Are there other musical legacies in your immediate family?
My mother has sang in the choir at her church for years, my grandfather was a pianist and my dad taught me how to play guitar and he was in rock and roll bands most of his life.
You appear to be an artist that puts her heart and soul passionately into any project you take on board. I’m intrigued with your work with Oklahoma City’s Rock’n’Roll Camp for Girls. How did this come about and what does it involve?
I had the opportunity to volunteer at both the Portland Oregon and Los Angeles Rock and Roll Camp for Girls and couldn’t stop thinking how my musical life might have been different if I was shown at a young age that girls and women can play any instrument and play it well, can run sound and set up gear. So in 2015 I teamed up with local female musicians and non-musicians to start a camp in Oklahoma. The response has been overwhelming! This July we will hold our second summer camp for 50 girls in the Oklahoma area. Most of the girls (aged 8-17) have never played an instrument until the first day of camp, they learn guitar, bass, drums, keys or vocals. Monday afternoon they form bands, we will have 10 brand new bands this year. The girls have band practice in the afternoon and collaborate with their tutors on writing a song that they will showcase on the Saturday after the camp is over. Last year we sold out two shows with about 800 people, not bad for your first gig! We also teach workshops that include self-defence, songwriting, positive self-image and screen printing your own band t-shirts. We aim to empower the girls showing that building each other up is so much more powerful than tearing each other down.

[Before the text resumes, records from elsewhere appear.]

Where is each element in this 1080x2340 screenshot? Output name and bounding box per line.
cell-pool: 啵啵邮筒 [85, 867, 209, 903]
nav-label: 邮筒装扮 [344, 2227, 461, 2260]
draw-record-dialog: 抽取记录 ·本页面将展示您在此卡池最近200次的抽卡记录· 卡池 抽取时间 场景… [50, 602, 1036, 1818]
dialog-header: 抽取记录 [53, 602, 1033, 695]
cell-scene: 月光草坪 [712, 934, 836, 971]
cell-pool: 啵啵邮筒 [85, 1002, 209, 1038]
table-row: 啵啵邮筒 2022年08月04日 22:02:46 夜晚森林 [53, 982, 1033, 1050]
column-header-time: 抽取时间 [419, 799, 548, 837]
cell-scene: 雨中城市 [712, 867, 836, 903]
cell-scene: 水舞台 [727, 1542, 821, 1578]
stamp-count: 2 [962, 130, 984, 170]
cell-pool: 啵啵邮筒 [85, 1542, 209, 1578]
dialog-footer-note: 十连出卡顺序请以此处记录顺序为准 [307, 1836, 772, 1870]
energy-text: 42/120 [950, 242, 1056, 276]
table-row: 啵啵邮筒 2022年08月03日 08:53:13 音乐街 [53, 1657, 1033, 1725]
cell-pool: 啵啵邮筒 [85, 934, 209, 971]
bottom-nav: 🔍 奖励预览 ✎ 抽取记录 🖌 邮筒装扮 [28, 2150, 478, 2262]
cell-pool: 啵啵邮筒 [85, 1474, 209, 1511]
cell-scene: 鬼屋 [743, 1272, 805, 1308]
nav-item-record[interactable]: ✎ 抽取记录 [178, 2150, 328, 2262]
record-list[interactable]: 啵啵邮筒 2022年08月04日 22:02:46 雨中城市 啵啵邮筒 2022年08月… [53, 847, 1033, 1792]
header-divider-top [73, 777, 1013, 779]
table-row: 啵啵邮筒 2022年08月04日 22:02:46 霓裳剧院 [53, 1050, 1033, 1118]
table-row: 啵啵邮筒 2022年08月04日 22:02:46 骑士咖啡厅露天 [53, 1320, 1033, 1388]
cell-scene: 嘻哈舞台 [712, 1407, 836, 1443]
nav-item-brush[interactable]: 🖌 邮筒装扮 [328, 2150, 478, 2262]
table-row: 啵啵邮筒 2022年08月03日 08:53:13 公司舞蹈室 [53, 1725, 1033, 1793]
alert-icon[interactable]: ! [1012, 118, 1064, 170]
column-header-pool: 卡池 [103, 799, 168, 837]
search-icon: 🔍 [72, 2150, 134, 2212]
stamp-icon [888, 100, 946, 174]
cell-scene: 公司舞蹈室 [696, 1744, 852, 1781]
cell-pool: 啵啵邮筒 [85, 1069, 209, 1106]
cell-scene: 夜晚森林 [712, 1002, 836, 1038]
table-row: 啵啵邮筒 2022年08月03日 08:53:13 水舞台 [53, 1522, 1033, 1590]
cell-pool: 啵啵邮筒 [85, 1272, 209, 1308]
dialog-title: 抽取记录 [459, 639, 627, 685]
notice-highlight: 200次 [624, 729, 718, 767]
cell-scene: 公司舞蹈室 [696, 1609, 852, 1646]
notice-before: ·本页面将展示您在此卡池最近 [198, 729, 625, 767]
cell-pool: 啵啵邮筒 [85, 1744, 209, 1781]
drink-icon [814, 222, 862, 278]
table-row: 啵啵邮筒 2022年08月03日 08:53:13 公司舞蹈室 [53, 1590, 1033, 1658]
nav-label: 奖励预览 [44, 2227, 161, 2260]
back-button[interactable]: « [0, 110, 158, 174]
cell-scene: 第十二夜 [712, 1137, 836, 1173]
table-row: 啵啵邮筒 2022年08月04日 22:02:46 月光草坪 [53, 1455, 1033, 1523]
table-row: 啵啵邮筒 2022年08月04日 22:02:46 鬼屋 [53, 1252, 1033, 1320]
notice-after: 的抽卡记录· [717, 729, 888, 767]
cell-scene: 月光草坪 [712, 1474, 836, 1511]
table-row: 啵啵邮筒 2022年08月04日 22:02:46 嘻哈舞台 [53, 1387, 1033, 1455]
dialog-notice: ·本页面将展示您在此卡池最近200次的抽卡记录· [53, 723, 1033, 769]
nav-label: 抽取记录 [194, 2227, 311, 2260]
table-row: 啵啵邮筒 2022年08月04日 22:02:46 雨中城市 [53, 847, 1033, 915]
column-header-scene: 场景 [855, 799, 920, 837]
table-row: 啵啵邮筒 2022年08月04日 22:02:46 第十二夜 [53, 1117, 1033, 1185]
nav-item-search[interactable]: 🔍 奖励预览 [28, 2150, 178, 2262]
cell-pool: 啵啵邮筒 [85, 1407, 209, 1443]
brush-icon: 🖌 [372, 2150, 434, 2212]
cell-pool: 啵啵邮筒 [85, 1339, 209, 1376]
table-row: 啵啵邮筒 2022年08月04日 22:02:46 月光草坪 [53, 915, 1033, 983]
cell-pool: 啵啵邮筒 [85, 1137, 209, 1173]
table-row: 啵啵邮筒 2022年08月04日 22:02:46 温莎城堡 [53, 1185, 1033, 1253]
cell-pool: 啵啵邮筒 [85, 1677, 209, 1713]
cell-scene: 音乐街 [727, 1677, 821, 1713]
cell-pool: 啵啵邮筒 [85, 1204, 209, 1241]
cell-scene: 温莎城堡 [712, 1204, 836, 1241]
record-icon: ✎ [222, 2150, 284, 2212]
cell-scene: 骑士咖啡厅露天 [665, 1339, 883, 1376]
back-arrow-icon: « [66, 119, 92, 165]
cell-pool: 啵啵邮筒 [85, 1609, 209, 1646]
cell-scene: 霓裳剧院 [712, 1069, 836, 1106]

You wear your heart on your sleeve in proclaiming how proud you are of your home state. What makes Oklahoma so special for you?
I am at least a sixth generation Oklahoman and a Native American, Oklahoma is in my blood. I’m fortunate to travel the world but Oklahoma will always be my home.
How important is exposure in Europe and the UK to an artist like yourself?
I think it’s really important. I’ve noticed that fans at home are far more impressed when I play in London than when I play Kansas, I’m more impressed too! I’ve also loved how Europeans love Americana music and music from Oklahoma. At every show I’ve played in Europe so far the audience is silently listening and really enjoying the music. I can’t wait to come back!